Wednesday, March 5, 2014

White As Snow

A little over a week ago, my husband and I returned from a getaway to Stowe, Vermont. I was enthralled by the quaint little town, the charming Inn where we cozied up by the fireplace, and the beautiful snow-covered mountains. My soul needed a breath of cold, quiet air. :) One afternoon, I walked down to the empty living area in front of the big bay windows. And I cried. I've seen snow before. But I'd never seen snow this beautiful. It wasn't the slushy, mud-and-grass precipitation that I'm accustomed to here in the south. This was a piercing white snowy wonderland. I watched as tiny little flakes fell down to the earth and a lump formed in my throat. It was like the Lord was whispering to me, "Quit worrying over the past. It's covered."

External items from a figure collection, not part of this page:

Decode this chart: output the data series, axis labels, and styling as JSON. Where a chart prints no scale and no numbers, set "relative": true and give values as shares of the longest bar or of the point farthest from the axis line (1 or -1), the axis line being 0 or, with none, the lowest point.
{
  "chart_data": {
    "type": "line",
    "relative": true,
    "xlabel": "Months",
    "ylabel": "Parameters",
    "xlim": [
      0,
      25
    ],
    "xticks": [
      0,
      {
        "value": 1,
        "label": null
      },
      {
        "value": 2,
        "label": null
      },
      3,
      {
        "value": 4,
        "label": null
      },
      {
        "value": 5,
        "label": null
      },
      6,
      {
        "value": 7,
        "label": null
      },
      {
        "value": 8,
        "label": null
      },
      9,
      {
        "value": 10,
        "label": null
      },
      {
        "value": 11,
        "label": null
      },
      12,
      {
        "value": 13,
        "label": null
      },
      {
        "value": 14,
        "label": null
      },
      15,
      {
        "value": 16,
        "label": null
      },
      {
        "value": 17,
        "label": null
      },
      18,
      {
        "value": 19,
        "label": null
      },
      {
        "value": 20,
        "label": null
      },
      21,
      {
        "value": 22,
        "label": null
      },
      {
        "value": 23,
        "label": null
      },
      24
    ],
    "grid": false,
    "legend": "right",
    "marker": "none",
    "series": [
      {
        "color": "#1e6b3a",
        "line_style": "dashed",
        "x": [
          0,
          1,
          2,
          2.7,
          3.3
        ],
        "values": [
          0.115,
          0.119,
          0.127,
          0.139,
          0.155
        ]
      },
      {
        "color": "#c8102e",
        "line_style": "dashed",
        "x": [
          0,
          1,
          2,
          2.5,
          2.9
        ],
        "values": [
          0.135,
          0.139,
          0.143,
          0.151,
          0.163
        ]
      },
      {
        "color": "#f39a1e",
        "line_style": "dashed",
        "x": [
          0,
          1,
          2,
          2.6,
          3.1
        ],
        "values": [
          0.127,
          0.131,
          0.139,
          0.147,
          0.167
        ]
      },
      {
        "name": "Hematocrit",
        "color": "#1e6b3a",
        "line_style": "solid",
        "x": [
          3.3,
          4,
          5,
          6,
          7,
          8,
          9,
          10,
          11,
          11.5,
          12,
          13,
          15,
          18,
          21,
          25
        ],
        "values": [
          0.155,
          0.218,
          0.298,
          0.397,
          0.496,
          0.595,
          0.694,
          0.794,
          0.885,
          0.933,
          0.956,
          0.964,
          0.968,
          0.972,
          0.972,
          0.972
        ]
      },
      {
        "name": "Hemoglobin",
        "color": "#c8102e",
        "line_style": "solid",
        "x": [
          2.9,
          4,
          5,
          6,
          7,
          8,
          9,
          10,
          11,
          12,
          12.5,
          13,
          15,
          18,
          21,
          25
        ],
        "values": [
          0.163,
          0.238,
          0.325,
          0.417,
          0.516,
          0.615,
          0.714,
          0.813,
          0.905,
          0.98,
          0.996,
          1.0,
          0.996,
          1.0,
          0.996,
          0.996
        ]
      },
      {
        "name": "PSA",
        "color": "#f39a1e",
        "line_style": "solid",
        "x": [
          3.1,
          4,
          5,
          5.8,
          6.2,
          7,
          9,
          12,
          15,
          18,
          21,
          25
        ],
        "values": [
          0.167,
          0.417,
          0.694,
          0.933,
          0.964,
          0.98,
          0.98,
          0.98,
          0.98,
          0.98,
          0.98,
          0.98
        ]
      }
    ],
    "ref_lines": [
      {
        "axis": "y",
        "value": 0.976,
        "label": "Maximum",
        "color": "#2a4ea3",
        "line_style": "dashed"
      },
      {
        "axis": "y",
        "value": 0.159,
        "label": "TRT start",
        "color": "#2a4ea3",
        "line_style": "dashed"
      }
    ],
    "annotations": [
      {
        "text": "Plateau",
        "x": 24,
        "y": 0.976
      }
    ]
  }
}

I love that snow falls gently. 

My spirit needs a tender touch when all is still. Far too often I let the noise of the world and the muck and mire of life steal my peace and my joy. And I suffer for it.

God speaks through everything, and I love that He chooses to work in silence as He blankets the ground with snow. There is no loud banging of thunder, no flashes of lightening, just silence as He quietly and gently covers the cold, hard ground with white. Boy, that's my story! How many times have I been too hardhearted to let Christ do a work in my life? How many times have I rebelled? Been unwilling? Mean-spirited? How many times have I refused to surrender and allow my spirit to be covered in white? Too many.

In Isaiah chapter 1, verse 18, God says, "Come now, and let us reason together, saith the Lord: though your sins be as scarlet, they shall be as white as snow; though they be red like crimson, they shall be as wool."

Below all that beautiful snow was wet mud, dead grass, and rough rocks. Nothing that would elicit a gasp of awe from me. But as I looked at the beautiful picture in front of my eyes, I couldn't see any of the less-than-pretty things because it was all covered in sparkling white, powdery snow. A pretty good picture of my human nature and selfish tendencies all washed away by the fresh touch of Jesus Christ.  I hope I never forget that...

There are days when the enemy attacks and steals my joy. There are moments when he viciously reminds me of all the mistakes I have made in my life, big and small. So today, if you are feeling assaulted by Satan, or if you are ready to be made white as snow, take joy in knowing that we have a God who delights in quieting us with His love, and rejoices in covering us with His blood. There is peace and there is life in walking in the snowy-white path of His forgiveness and holiness.